The outbreak won’t be declared over until 42 days after the last Ebola patient either dies or is discharged. That 42-day limit is twice the incubation period of the virus.
While there have been no new cases in Sierra Leone for the past 17 days, according to NERC, neighbouring Guinea reported three new infections in the week up to 19th August.
Mr Sisay said: “We are very worried [about Guinea]. We are fervently hoping that our cousins there will make the same progress as we have… Guinea’s problem is our problem.”
Not over yet
Hundreds of millions of dollars have been poured into dealing with the Ebola outbreak.
At the height of the epidemic, dozens of centres opened in Sierra Leone where Ebola patients could be isolated and treated. Now there are 10.
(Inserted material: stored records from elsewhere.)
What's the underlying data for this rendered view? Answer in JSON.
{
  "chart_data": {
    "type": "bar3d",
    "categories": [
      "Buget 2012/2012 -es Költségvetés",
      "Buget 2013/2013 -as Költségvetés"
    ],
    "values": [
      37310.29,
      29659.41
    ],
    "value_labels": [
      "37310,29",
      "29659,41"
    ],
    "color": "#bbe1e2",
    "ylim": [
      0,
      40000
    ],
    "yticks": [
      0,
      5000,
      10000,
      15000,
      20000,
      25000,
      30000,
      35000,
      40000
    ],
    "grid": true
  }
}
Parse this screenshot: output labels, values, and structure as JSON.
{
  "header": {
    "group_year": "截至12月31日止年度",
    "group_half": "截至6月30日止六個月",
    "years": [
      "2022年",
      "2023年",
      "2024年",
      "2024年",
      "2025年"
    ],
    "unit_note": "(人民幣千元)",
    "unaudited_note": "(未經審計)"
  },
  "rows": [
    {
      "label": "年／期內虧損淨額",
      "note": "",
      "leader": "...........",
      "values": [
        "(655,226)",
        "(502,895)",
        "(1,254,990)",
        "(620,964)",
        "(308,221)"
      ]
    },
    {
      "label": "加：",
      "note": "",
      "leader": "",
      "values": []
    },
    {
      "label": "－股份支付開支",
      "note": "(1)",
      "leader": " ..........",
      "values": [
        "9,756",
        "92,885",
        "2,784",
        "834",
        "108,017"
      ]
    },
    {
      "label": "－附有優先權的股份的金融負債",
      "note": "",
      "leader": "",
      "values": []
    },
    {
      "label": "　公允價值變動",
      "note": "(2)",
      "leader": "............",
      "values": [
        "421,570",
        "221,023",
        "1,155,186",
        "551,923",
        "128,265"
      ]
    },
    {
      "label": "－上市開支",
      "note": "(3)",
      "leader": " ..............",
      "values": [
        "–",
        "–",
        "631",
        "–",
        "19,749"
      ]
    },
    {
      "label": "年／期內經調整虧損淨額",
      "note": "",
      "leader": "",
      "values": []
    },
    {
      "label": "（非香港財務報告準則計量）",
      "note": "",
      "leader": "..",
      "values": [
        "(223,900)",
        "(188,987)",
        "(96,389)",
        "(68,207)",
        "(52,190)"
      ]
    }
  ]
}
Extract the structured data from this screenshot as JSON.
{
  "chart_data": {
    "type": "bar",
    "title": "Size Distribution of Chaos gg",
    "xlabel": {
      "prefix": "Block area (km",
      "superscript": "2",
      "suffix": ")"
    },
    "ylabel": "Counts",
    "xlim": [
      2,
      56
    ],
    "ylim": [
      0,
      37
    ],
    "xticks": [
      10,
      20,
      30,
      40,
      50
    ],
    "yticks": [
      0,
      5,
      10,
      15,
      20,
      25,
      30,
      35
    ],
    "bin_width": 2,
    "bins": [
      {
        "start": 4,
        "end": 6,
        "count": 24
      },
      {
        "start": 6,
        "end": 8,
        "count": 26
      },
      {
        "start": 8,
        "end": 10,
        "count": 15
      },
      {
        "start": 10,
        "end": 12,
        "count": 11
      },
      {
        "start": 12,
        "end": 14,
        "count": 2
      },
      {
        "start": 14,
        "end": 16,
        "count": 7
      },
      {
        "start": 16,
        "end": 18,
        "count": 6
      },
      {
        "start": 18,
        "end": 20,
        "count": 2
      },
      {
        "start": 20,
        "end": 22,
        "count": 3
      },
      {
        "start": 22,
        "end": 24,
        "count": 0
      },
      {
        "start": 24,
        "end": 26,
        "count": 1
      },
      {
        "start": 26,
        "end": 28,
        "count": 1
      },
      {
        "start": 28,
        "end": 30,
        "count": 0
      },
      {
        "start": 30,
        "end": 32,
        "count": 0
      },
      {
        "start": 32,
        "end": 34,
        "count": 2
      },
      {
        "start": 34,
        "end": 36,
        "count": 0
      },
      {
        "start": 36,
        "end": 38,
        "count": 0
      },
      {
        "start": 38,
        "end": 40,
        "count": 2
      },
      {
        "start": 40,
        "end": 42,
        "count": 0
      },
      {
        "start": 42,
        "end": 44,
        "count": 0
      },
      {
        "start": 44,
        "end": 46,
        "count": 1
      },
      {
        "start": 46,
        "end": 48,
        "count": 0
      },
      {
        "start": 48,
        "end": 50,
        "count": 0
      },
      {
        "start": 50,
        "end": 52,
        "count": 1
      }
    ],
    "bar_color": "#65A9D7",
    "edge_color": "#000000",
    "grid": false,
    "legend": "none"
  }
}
The country’s Ministry of Health is in the process of deciding how many treatment centres it will keep open after the epidemic. The already weak health system was decimated by the outbreak.
But Vanessa Wolfman from the International Medical Corps said it had no immediate plans to close the British-funded facility, including a diagnostics lab.
Symptoms for malaria, a disease that is widespread in Sierra Leone, are similar to those of Ebola, so medics are still seeing suspected cases.
Dr Wolfman said: “As we see the tail end of this we still have safe places for sick people to be referred.”
“We can get people in, isolate them from other community members, do rapid testing and get them back home as soon as possible,” she added.
The NERC said it will continue with heightened surveillance, and specific anti-Ebola safe burial practices, for three months after the outbreak is officially declared over.